At the moment the government is looking at tenders from companies aiming to reach some of these areas through the second phase of its UFB project.
Extending copper into the wop wops with VDSL2
VDSL2 already extends the broadband capacity of New Zealand’s copper phone networks, especially in places where fibre is not yet available. Typically customers with VDSL connections enjoy fibre-like speeds over copper.
The problem with conventional VDSL is that its performance drops off over distance. If you live near an exchange or a fibre-fed roadside cabinet you might see speeds in excess of 40Mbps. By the time you are a kilometre from the connection point that speed might drop to half the maximum.
The long-reach VDSL2 on trial in the UK gets around that. Communications Day quotes BT saying it “should deliver more than twice the data speeds of existing broadband networks over a distance of up to 2km.”
“LR-VDSL exploits existing features currently defined in ITU-T Recommendations G.993.2 and G.993.5 to enable fibre-to-the-cabinet VDSL2 lines with a D-side length in excess of 1.25km (0.5mm diameter copper) to be uplifted to give a higher downstream rate,”

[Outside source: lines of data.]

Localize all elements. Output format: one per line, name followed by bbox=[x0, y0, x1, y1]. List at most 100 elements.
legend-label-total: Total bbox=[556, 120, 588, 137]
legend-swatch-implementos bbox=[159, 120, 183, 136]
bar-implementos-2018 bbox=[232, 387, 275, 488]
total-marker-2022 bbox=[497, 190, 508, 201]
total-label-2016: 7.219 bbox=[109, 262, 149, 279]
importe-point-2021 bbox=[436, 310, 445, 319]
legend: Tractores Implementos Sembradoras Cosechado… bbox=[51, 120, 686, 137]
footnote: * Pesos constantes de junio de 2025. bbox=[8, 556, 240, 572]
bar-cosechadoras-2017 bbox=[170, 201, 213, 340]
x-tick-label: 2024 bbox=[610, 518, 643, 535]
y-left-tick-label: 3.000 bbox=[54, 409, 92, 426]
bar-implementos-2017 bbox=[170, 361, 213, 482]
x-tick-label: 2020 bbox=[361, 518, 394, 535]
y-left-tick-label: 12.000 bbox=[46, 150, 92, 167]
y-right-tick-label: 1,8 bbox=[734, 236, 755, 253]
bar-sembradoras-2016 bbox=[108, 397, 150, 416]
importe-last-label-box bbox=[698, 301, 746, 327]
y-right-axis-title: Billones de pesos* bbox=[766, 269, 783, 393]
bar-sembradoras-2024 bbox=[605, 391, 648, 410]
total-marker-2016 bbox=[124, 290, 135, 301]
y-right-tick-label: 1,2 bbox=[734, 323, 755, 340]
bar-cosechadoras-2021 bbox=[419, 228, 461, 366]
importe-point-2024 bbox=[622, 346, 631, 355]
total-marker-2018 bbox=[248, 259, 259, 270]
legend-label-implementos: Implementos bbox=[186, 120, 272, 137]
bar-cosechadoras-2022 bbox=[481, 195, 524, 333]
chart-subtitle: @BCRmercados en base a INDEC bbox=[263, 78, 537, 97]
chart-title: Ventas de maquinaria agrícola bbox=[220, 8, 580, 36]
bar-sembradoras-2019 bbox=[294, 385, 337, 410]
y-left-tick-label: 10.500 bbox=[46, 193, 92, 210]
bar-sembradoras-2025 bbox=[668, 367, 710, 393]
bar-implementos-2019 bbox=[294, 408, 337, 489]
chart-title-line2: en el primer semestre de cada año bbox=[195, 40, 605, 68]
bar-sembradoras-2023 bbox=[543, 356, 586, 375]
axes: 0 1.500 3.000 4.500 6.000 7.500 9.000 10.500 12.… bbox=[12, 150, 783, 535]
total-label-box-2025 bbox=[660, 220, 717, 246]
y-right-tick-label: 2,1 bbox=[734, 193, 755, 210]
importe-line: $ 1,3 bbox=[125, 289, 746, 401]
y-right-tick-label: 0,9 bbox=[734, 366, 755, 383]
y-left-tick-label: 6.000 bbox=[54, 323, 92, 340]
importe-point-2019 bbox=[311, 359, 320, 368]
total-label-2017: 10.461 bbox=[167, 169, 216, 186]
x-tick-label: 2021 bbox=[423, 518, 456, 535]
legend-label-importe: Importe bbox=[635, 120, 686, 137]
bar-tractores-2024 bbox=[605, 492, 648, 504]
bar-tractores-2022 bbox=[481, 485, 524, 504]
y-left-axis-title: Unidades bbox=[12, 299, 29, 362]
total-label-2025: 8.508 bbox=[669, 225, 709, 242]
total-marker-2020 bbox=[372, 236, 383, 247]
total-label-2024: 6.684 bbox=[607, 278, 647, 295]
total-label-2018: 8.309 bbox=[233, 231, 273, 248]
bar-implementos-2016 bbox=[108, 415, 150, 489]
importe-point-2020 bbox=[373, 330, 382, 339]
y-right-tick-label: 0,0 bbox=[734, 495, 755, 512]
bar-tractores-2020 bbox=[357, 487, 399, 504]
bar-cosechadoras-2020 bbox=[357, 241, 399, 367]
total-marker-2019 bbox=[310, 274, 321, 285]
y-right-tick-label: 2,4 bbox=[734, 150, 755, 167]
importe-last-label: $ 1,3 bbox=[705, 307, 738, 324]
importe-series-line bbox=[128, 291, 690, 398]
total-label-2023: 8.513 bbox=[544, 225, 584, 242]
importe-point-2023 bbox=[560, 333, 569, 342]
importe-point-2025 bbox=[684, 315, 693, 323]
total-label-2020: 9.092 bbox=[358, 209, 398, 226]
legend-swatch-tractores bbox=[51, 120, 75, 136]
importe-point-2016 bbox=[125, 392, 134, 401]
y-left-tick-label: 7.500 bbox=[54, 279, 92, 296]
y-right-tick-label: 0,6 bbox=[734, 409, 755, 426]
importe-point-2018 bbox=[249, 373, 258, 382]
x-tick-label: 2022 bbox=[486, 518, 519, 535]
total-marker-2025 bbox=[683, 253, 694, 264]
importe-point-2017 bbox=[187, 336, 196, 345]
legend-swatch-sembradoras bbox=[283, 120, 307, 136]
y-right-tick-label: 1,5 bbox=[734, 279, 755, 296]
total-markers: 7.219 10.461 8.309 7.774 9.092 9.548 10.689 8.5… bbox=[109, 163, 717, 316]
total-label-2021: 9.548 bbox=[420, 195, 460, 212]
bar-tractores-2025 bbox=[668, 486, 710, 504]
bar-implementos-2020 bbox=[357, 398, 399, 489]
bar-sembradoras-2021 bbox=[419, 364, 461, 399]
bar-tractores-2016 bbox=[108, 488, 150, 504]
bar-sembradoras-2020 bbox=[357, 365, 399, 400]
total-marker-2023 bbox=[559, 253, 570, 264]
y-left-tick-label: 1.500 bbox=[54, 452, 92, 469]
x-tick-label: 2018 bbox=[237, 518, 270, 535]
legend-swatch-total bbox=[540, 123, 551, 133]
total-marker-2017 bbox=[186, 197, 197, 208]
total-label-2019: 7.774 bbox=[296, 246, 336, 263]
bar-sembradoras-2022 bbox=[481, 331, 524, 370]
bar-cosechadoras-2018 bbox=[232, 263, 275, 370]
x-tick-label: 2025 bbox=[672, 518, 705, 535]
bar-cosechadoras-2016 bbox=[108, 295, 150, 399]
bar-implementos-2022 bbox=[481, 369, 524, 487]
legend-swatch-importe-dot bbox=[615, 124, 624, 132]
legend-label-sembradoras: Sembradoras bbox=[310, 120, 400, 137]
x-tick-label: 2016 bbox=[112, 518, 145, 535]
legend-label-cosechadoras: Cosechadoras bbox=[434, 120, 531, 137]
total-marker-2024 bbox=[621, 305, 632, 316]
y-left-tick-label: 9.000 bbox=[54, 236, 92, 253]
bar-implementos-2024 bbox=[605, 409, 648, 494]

BT say proof of concept trial in April showed that a copper line delivering 9Mbps could be “uplifted” to 24Mbps with the technology.
It seems VDSL2 isn’t suitable for all copper lines, but BT says the technology in the long-reach version could manage 40Mbps down and 10Mbps up over a distance of up to 2 kilometres.
Chorus’ cabinet network already extends to most settlements throughout New Zealand, even small places. If the reach of each cabinet can be extended using long-reach VSDL2 there will be few communities not served by decent broadband services delivered over copper.